You can use this line as an example:

    /dev/disk/by-uuid/XXXXXXXX /mnt/XXXXXX vfat noauto,users,umask=000 0 0

(Remember, you have to mkdir /mnt/XXXXXX as root).

NTFS

Most of the above observations should be valid and useful for NTFS too, but I didn’t test.

NTFS-3G: Permission denied

If you get this message while trying to mount an NTFS filesystem with ntfs-3g:

    Error opening '/dev/sdb1': Permission denied
    Failed to mount '/dev/sdb1': Permission denied
    Please check '/dev/sdb1' and the ntfs-3g binary permissions,
    and the mounting user ID. More explanation is provided at
    http://ntfs-3g.org/support.html#unprivileged

Then you should begin following the suggestions in: http://ntfs-3g.org/support.html#unprivileged

Let’s have an ntfs-3g ‘setuid root’:

    # chmod 4755 /bin/ntfs-3g

Now plug your external hard drive back in. If you still have permissions’ problems, you have to check the device filesystem.

Below you can see permissions of an external hard drive with an NTFS filesystem (/dev/sdb*) and those of an usb pendrive with a FAT32 filesystem (/dev/sdc*). My user belongs to the “plugdev” group, and can thus mount the pendrive with no problems. The external hard drive mounted fine when it was a FAT32 filesystem; maybe udev used a different rule and gave it the ‘plugdev’ group?

    brw-rw---- 1 root disk 8, 16 2009-05-16 14:06 /dev/sdb
    brw-rw---- 1 root disk 8, 17 2009-05-16 14:06 /dev/sdb1
    brw-rw---- 1 root plugdev 8, 32 2009-05-16 14:08 /dev/sdc
    brw-rw---- 1 root plugdev 8, 33 2009-05-16 14:08 /dev/sdc1

Let’s change udev rules to do our selfish needs (we want to have /dev/sdb* in the plugdev group). With the help of the guide at:

We search in sysfs:

    # find /sys -name sdb

… here we have /sys/block/sdb. That’s the parameter to feed to the _obvious_ command

    # udevadm info --path=/sys/class/block/sdb --attribute-walk|less

Now we can search the device whose group we want to change, and will build rules such as:

    ATTRS{vendor}=="VENDOR" ATTRS{model}=="MODEL" GROUP="plugdev"

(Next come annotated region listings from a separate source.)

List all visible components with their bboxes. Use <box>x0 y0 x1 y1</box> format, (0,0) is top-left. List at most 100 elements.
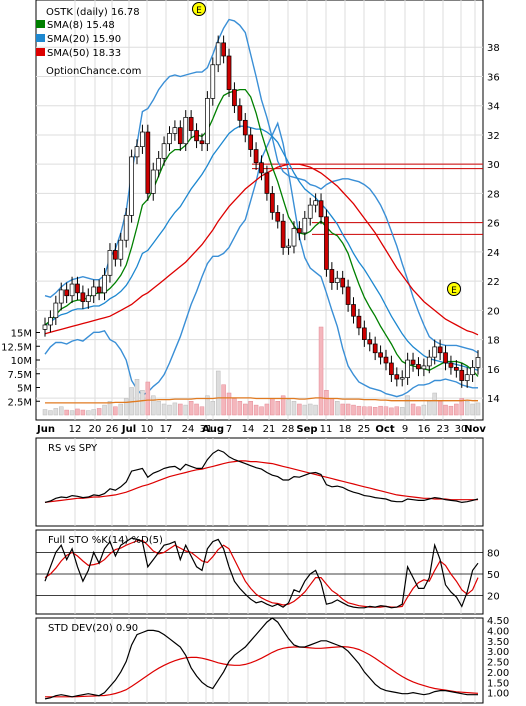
candle-body <box>69 283 75 297</box>
candle-body <box>280 220 286 248</box>
candle-body <box>345 286 351 305</box>
volume-bar <box>280 395 286 416</box>
volume-panel: 2.5M 5M 7.5M 10M 12.5M 15M <box>1 326 481 416</box>
candle-body <box>53 302 59 319</box>
legend: OSTK (daily) 16.78 SMA(8) 15.48 SMA(20) … <box>36 7 141 77</box>
volume-bar <box>64 409 69 416</box>
std-panel-label: STD DEV(20) 0.90 <box>48 623 138 634</box>
date-tick-label: 7 <box>226 424 232 435</box>
candle-body <box>291 228 297 247</box>
price-tick-label: 20 <box>487 306 500 317</box>
candle-body <box>85 295 91 302</box>
rs-average-line <box>44 460 478 503</box>
price-tick-label: 30 <box>487 160 500 171</box>
date-tick-label: Oct <box>375 424 394 435</box>
price-tick-label: 38 <box>487 43 500 54</box>
candle-body <box>443 352 448 364</box>
candle-body <box>356 315 362 329</box>
candle-body <box>475 357 481 368</box>
price-tick-label: 28 <box>487 189 500 200</box>
sma20-line <box>44 125 479 371</box>
volume-bar <box>42 409 48 416</box>
volume-bar <box>134 379 140 416</box>
volume-bar <box>437 401 443 416</box>
candle-body <box>140 131 145 147</box>
volume-bar <box>405 395 410 416</box>
volume-bar <box>427 401 432 416</box>
sto-panel-label: Full STO %K(14) %D(5) <box>48 535 163 546</box>
candle-body <box>134 146 140 158</box>
candle-body <box>399 377 405 380</box>
price-tick-label: 36 <box>487 72 500 83</box>
volume-bar <box>307 403 313 416</box>
volume-average-line <box>45 397 478 404</box>
candle-body <box>150 169 156 194</box>
candle-body <box>226 55 232 90</box>
std-tick-label: 2.00 <box>487 668 509 679</box>
earnings-marker-aug: E <box>192 2 206 16</box>
candle-body <box>145 131 151 194</box>
volume-bar <box>232 398 237 416</box>
candle-body <box>459 369 465 381</box>
candle-body <box>48 317 53 326</box>
volume-bar <box>123 398 129 416</box>
std-tick-label: 1.00 <box>487 689 509 700</box>
volume-bar <box>80 409 86 416</box>
bollinger-upper-line <box>44 18 479 354</box>
candle-body <box>367 339 373 345</box>
volume-bar <box>275 401 280 416</box>
candle-body <box>253 149 259 164</box>
candle-body <box>205 98 210 145</box>
candle-body <box>161 143 167 159</box>
price-panel: 14 16 18 20 22 24 26 28 30 32 34 36 38 <box>35 0 500 421</box>
volume-bar <box>113 406 118 416</box>
earnings-letter: E <box>196 6 202 16</box>
volume-bar <box>416 406 421 416</box>
volume-bar <box>351 404 356 416</box>
candle-body <box>75 283 80 294</box>
date-tick-label: 31 <box>200 424 213 435</box>
std-tick-label: 3.00 <box>487 647 509 658</box>
candle-body <box>210 64 216 99</box>
candle-body <box>448 362 454 368</box>
volume-bar <box>243 403 248 416</box>
date-tick-label: 9 <box>402 424 408 435</box>
volume-bar <box>362 406 367 416</box>
candle-body <box>248 134 254 150</box>
date-tick-label: 17 <box>160 424 173 435</box>
volume-bar <box>335 401 340 416</box>
earnings-circle-icon <box>192 2 206 16</box>
volume-bar <box>286 399 291 416</box>
std-line <box>44 617 478 700</box>
candle-body <box>194 130 199 142</box>
volume-bar <box>205 395 210 416</box>
volume-bar <box>53 408 59 416</box>
std-tick-label: 2.50 <box>487 658 509 669</box>
date-tick-label: 30 <box>455 424 468 435</box>
candle-body <box>318 200 324 218</box>
date-tick-label: Jul <box>121 424 136 435</box>
candle-body <box>334 277 340 283</box>
sto-tick-label: 20 <box>487 592 500 603</box>
candle-body <box>421 365 427 370</box>
volume-bar <box>102 404 107 416</box>
candle-body <box>167 133 172 145</box>
volume-bar <box>69 410 75 416</box>
price-tick-label: 34 <box>487 102 500 113</box>
volume-bar <box>475 402 481 416</box>
volume-bar <box>237 401 243 416</box>
std-tick-label: 3.50 <box>487 637 509 648</box>
volume-bar <box>194 403 199 416</box>
volume-bar <box>259 406 264 416</box>
candle-body <box>177 127 183 145</box>
legend-swatch-sma50 <box>36 48 45 56</box>
price-tick-label: 22 <box>487 277 500 288</box>
date-tick-label: Nov <box>464 424 486 435</box>
date-tick-label: Sep <box>296 424 317 435</box>
date-tick-label: 16 <box>418 424 431 435</box>
volume-bar <box>48 410 53 416</box>
legend-sma8: SMA(8) 15.48 <box>47 20 115 31</box>
volume-bar <box>410 403 416 416</box>
candle-body <box>437 346 443 354</box>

… and we will put this rule in a file under /etc/udev/rules.d/. For example, in /etc/udev/rules.d/90-local.rules. Note that the _last_ rules override the previous ones: that’s why this file begins with “90”.

With a kernel supporting inotify you won’t have to restart udev, so you can repeat the usual “unplug-plug back” mantra.

If you still have problems with permissions, check /etc/fstab: if you have a rule about this device, you have to make a proper directory where the drive will be mounted and change its permissions.